As AI agents take over task execution, the primary role of human knowledge workers evolves. Instead of being the "doers," humans become the "architects" who design, model, and orchestrate the workflows that both human and AI teammates follow. This places a premium on systems thinking and process design skills.

As AI evolves from single-task tools to autonomous agents, the human role transforms. Instead of simply using AI, professionals will need to manage and oversee multiple AI agents, ensuring their actions are safe, ethical, and aligned with business goals, acting as a critical control layer.

While current AI tools focus on individual productivity (e.g., coding faster), the real breakthrough will come from systems that improve organizational productivity.
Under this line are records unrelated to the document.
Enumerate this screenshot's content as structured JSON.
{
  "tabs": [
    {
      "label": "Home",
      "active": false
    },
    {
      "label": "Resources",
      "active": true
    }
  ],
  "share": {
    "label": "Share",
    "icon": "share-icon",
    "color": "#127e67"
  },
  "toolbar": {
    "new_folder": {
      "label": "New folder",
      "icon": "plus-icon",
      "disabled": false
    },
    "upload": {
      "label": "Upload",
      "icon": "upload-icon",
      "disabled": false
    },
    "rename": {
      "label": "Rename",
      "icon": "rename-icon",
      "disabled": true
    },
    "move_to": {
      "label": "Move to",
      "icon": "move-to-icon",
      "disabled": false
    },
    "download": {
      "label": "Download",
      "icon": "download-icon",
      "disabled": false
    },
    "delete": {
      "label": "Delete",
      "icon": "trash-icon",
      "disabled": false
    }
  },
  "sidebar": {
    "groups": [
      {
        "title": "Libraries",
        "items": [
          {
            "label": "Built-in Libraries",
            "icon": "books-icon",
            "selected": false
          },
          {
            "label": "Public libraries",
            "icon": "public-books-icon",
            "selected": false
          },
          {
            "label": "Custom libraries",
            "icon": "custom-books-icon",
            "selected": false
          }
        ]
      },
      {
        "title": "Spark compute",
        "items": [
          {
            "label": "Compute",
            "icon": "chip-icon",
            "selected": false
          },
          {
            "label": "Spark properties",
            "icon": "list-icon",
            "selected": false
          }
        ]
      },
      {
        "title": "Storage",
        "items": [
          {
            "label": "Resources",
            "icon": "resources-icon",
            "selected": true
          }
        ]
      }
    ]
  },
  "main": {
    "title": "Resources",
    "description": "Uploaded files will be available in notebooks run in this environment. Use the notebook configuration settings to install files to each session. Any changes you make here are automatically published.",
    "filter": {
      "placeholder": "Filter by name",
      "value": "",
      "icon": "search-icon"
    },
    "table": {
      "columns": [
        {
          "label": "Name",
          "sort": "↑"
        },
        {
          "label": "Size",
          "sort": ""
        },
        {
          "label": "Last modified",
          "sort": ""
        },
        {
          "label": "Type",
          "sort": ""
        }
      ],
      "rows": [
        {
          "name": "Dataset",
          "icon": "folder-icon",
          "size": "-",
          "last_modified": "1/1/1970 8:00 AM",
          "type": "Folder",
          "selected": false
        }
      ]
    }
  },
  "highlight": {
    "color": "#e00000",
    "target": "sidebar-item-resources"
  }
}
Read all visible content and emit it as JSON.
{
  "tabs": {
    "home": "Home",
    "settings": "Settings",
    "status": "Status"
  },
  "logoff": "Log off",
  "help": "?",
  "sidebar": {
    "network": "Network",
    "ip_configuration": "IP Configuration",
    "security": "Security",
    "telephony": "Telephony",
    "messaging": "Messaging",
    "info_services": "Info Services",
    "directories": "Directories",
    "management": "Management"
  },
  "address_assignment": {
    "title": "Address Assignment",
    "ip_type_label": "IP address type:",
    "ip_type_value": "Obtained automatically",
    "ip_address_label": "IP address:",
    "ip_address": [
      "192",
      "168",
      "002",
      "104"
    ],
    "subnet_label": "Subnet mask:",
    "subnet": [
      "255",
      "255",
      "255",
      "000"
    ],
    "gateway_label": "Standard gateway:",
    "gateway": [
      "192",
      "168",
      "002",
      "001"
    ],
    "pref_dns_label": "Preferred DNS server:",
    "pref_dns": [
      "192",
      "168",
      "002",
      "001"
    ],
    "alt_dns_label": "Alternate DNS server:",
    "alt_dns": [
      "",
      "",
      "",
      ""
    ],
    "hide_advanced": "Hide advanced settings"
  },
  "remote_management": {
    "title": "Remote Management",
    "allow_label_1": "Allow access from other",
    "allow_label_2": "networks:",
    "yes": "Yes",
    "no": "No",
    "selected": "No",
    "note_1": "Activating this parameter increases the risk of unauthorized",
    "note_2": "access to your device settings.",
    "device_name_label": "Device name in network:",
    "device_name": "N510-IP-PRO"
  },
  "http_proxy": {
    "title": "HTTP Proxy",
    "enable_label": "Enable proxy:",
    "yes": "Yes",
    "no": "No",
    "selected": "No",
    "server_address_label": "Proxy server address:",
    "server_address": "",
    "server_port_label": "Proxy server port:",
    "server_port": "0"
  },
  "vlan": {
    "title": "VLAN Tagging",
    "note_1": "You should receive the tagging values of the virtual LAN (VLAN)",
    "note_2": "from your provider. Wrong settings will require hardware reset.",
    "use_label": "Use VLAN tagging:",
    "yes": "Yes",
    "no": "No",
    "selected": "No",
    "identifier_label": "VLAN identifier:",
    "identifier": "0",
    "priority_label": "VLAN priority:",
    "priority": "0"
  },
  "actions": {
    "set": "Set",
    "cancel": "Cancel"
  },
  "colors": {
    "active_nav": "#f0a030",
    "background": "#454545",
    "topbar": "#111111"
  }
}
The next wave of AI will focus on how large teams of humans and AI agents coordinate on complex projects, a fundamentally different challenge than simply making one person faster.

The durable investment opportunities in agentic AI tooling fall into three categories that will persist across model generations. These are: 1) connecting agents to data for better context, 2) orchestrating and coordinating parallel agents, and 3) providing observability and monitoring to debug inevitable failures.

The job of an individual contributor is no longer about direct execution but about allocation. ICs now act like managers, directing AI agents to perform tasks and using their judgment to prioritize, review, and integrate the output. This represents a fundamental shift in the nature of knowledge work.

The transition from AI as a productivity tool (co-pilot) to an autonomous agent integrated into team workflows represents a quantum leap in value creation. This shift from efficiency enhancement to completing material tasks independently is where massive revenue opportunities lie.

The paradigm shift with AI agents is from "tools to click buttons in" (like CRMs) to autonomous systems that work for you in the background. This is a new form of productivity, akin to delegating tasks to a team member rather than just using a better tool yourself.